Il fallait encore que quelqu’un se chargeât de la mettre en train, et, contre la vraisemblance, le plus malaisé fut d’aboucher Sieyès et Bonaparte. L’un et l’autre devaient bien savoir qu’ils travailleraient ensemble ou qu’ils ne feraient rien. Cependant, il était difficile que Bonaparte se présentât chez le Directeur et lui dît : « Vous avez besoin d’une épée. Prenez-moi. » Il était aussi difficile que Sieyès fît appeler Bonaparte et lui dît : « Voulez-vous être l’exécutant du projet que j’ai conçu ? »

Trop grands personnages tous deux, et trop méfiants pour s’aborder dans des termes aussi sommaires, ils n’avaient pas non plus l’occasion de se rencontrer, sinon dans des circonstances officielles. L’amour-propre s’en mêlait. Sieyès, déjà âgé, était susceptible et Bonaparte ombrageux. L’un attendait les premiers pas de l’autre. Ils auraient pu s’observer longtemps s’il ne s’était rencontré des hommes décidés à les mettre en rapports pour provoquer et hâter l’événement.

Dans ce coup d’État d’apparence militaire, ce furent, au fond, des parlementaires, des politiciens, qui jouèrent le principal rôle, celui d’organisateurs.
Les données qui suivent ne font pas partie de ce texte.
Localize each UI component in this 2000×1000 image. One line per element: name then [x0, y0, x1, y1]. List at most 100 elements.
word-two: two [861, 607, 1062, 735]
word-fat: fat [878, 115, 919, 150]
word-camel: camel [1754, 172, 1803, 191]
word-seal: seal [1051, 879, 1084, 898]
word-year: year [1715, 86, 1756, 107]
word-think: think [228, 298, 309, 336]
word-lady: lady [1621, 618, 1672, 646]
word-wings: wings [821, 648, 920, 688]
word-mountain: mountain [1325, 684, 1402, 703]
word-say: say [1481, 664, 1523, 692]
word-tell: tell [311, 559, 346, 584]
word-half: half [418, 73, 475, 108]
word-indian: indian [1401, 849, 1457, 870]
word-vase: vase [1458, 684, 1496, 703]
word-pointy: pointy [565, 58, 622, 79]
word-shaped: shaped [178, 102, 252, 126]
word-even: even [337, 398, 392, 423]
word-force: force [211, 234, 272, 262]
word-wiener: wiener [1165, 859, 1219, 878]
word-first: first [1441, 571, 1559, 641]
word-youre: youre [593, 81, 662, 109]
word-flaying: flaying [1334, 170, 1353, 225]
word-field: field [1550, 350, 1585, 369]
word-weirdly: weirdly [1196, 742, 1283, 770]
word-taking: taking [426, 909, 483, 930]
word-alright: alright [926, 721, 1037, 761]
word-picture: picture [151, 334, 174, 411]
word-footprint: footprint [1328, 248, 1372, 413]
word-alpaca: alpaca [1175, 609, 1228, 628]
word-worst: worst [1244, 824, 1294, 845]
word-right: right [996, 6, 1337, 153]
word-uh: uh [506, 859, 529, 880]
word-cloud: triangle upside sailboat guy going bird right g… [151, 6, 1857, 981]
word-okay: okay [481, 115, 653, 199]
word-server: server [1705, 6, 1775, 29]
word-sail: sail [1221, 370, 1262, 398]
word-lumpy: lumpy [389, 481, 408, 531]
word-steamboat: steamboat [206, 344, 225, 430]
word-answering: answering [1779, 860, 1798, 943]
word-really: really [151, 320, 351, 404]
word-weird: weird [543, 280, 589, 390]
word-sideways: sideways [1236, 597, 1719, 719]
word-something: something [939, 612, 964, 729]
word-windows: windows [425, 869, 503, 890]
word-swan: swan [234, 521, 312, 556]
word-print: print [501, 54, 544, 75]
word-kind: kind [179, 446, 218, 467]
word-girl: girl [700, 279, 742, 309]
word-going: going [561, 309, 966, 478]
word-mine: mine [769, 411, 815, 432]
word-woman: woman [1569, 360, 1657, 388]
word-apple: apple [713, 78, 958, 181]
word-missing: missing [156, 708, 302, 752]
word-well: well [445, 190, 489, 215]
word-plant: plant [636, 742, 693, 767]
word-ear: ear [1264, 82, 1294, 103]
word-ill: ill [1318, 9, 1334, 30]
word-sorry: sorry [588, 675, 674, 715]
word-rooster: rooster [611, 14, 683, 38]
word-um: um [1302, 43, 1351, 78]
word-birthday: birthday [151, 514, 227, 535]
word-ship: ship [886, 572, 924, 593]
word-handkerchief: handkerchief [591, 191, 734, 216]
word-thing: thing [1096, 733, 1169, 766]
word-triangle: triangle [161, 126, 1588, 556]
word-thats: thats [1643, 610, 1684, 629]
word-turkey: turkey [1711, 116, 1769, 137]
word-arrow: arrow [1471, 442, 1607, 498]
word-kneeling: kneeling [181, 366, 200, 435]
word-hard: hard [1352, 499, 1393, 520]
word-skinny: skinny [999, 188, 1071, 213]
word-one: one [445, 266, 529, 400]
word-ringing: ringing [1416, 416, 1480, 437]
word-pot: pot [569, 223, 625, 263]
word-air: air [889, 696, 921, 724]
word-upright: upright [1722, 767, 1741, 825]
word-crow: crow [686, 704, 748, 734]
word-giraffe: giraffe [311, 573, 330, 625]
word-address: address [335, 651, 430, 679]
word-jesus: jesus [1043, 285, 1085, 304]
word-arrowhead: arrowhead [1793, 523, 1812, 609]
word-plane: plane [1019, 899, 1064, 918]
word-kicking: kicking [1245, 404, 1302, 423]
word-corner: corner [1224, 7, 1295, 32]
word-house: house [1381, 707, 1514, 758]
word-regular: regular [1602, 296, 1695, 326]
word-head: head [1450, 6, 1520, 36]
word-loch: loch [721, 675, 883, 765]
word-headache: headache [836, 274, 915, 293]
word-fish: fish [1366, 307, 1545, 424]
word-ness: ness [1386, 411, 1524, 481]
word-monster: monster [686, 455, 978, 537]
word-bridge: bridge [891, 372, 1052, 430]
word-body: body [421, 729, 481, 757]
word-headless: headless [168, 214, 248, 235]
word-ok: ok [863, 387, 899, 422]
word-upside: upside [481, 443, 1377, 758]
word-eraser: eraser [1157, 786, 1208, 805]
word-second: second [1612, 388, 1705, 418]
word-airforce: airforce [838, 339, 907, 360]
Quant aux préparateurs, ce furent des civils aussi et particulièrement des intellectuels. Bonaparte eut pour lui l’Institut et la plus grande partie des gens de lettres, ce qui fait l’opinion dans un pays. Il eut Benjamin Constant. Il eut même, par Volney, les « idéologues » : Cabanis, Tracy, le cercle des « républicains d’Auteuil, » les derniers encyclopédistes, les philosophes voltairiens et athées qui le considéraient comme le seul homme capable de relever la Révolution expirante et de la continuer par des moyens autoritaires. Voltaire, qui n’était ni un libéral ni un démocrate, mais un partisan de l’autorité, eût été de cette école-là. Avec Volney, un homme de théâtre, Arnault, issu de la bourgeoisie d’ancien régime, un journaliste, futur académicien, Regnault de Saint-Jean-d’Angély, tous modérés et du « tiers parti, » comptaient parmi les familiers du général. Regnault en amena d’autres, et, dans le nombre, un écrivain de talent, esprit pratique, caractère décidé, Rœderer, par qui l’entreprise, après avoir un peu trop langui, allait enfin prendre forme.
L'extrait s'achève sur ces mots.